How's your knitting?
Taquile Island sits in Lake Titicaca on the Peru-Bolivia border, home to people who have produced textiles for centuries without modern machinery. The textiles are so skillfully made that UNESCO recognised them as Intangible Cultural Heritage of Humanity. What makes this genuinely interesting is that despite both men and women producing textiles here, men are particularly judged by their knitting ability and skill with traditional patterns. When you visit Taquile on one of our trips you can meet the weavers and buy textiles directly from them, which means your money goes straight to the people who made it, and you will understand why this craft matters so much to the island’s identity and the dignity of its people.

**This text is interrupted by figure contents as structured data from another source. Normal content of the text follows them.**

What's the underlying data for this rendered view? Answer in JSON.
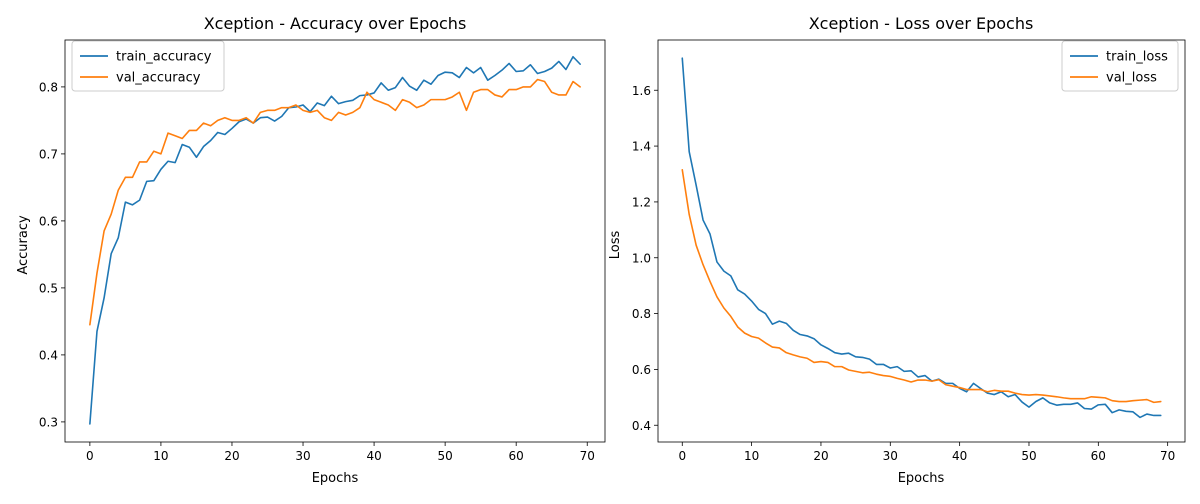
{
  "chart_data": [
    {
      "type": "line",
      "title": "Xception - Accuracy over Epochs",
      "xlabel": "Epochs",
      "ylabel": "Accuracy",
      "xlim": [
        -3.5,
        72.5
      ],
      "ylim": [
        0.27,
        0.87
      ],
      "xticks": [
        0,
        10,
        20,
        30,
        40,
        50,
        60,
        70
      ],
      "yticks": [
        0.3,
        0.4,
        0.5,
        0.6,
        0.7,
        0.8
      ],
      "legend_position": "top-left",
      "grid": false,
      "series": [
        {
          "name": "train_accuracy",
          "color": "#1f77b4",
          "values": [
            0.297,
            0.435,
            0.485,
            0.551,
            0.575,
            0.628,
            0.624,
            0.631,
            0.659,
            0.66,
            0.677,
            0.689,
            0.687,
            0.714,
            0.71,
            0.695,
            0.711,
            0.72,
            0.732,
            0.729,
            0.738,
            0.748,
            0.752,
            0.746,
            0.754,
            0.755,
            0.749,
            0.756,
            0.769,
            0.77,
            0.773,
            0.763,
            0.776,
            0.772,
            0.786,
            0.775,
            0.778,
            0.78,
            0.787,
            0.788,
            0.791,
            0.806,
            0.795,
            0.799,
            0.814,
            0.801,
            0.795,
            0.81,
            0.804,
            0.817,
            0.822,
            0.821,
            0.814,
            0.829,
            0.821,
            0.829,
            0.81,
            0.817,
            0.825,
            0.835,
            0.823,
            0.824,
            0.833,
            0.82,
            0.823,
            0.828,
            0.838,
            0.826,
            0.845,
            0.834
          ]
        },
        {
          "name": "val_accuracy",
          "color": "#ff7f0e",
          "values": [
            0.445,
            0.522,
            0.585,
            0.61,
            0.646,
            0.665,
            0.665,
            0.688,
            0.688,
            0.704,
            0.7,
            0.731,
            0.727,
            0.723,
            0.735,
            0.735,
            0.746,
            0.742,
            0.75,
            0.754,
            0.75,
            0.75,
            0.754,
            0.746,
            0.762,
            0.765,
            0.765,
            0.769,
            0.769,
            0.773,
            0.765,
            0.762,
            0.765,
            0.754,
            0.75,
            0.762,
            0.758,
            0.762,
            0.769,
            0.792,
            0.781,
            0.777,
            0.773,
            0.765,
            0.781,
            0.777,
            0.769,
            0.773,
            0.781,
            0.781,
            0.781,
            0.785,
            0.792,
            0.765,
            0.792,
            0.796,
            0.796,
            0.788,
            0.785,
            0.796,
            0.796,
            0.8,
            0.8,
            0.811,
            0.808,
            0.792,
            0.788,
            0.788,
            0.808,
            0.8
          ]
        }
      ]
    },
    {
      "type": "line",
      "title": "Xception - Loss over Epochs",
      "xlabel": "Epochs",
      "ylabel": "Loss",
      "xlim": [
        -3.5,
        72.5
      ],
      "ylim": [
        0.34,
        1.78
      ],
      "xticks": [
        0,
        10,
        20,
        30,
        40,
        50,
        60,
        70
      ],
      "yticks": [
        0.4,
        0.6,
        0.8,
        1.0,
        1.2,
        1.4,
        1.6
      ],
      "legend_position": "top-right",
      "grid": false,
      "series": [
        {
          "name": "train_loss",
          "color": "#1f77b4",
          "values": [
            1.715,
            1.38,
            1.26,
            1.135,
            1.085,
            0.985,
            0.952,
            0.935,
            0.885,
            0.87,
            0.845,
            0.815,
            0.8,
            0.762,
            0.773,
            0.765,
            0.74,
            0.725,
            0.72,
            0.71,
            0.688,
            0.675,
            0.66,
            0.655,
            0.658,
            0.645,
            0.643,
            0.637,
            0.618,
            0.618,
            0.605,
            0.61,
            0.593,
            0.595,
            0.573,
            0.578,
            0.558,
            0.565,
            0.55,
            0.55,
            0.532,
            0.52,
            0.55,
            0.532,
            0.515,
            0.51,
            0.52,
            0.502,
            0.51,
            0.483,
            0.465,
            0.485,
            0.498,
            0.48,
            0.472,
            0.475,
            0.475,
            0.48,
            0.46,
            0.458,
            0.473,
            0.475,
            0.445,
            0.455,
            0.45,
            0.448,
            0.428,
            0.44,
            0.435,
            0.435
          ]
        },
        {
          "name": "val_loss",
          "color": "#ff7f0e",
          "values": [
            1.315,
            1.155,
            1.045,
            0.975,
            0.915,
            0.86,
            0.82,
            0.79,
            0.752,
            0.73,
            0.718,
            0.712,
            0.695,
            0.68,
            0.677,
            0.66,
            0.652,
            0.645,
            0.64,
            0.625,
            0.628,
            0.625,
            0.61,
            0.61,
            0.598,
            0.593,
            0.588,
            0.59,
            0.583,
            0.578,
            0.575,
            0.568,
            0.562,
            0.555,
            0.562,
            0.562,
            0.558,
            0.563,
            0.545,
            0.54,
            0.535,
            0.528,
            0.528,
            0.528,
            0.52,
            0.525,
            0.522,
            0.522,
            0.515,
            0.51,
            0.508,
            0.51,
            0.508,
            0.505,
            0.502,
            0.498,
            0.495,
            0.495,
            0.495,
            0.502,
            0.5,
            0.498,
            0.488,
            0.485,
            0.485,
            0.488,
            0.49,
            0.492,
            0.482,
            0.485
          ]
        }
      ]
    }
  ]
}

Largest bird in the world: Andean Condor
High above the Colca Canyon and the peaks of the Andes soars the Andean condor, the largest flying bird in the world with a wingspan of up to 10 feet and weighing around 15 kilograms, which is enormous! These birds can live for 50 years or more and mate for life, showing their endurance in such a harsh landscape. The condor has been sacred to Andean cultures for thousands of years, revered as a symbol of power and freedom and spiritual connection to the mountains. In Quechua cosmology the condor represents the upper world and the divine, and that spiritual significance remains alive in Peruvian culture today, not as something historical but as something that still matters. When you trek through the Andes or visit Colca Canyon (where condors are regularly spotted) you will understand why these birds captured the imagination of indigenous peoples and why they continue to hold such strong meaning for communities whose ancestors lived alongside them.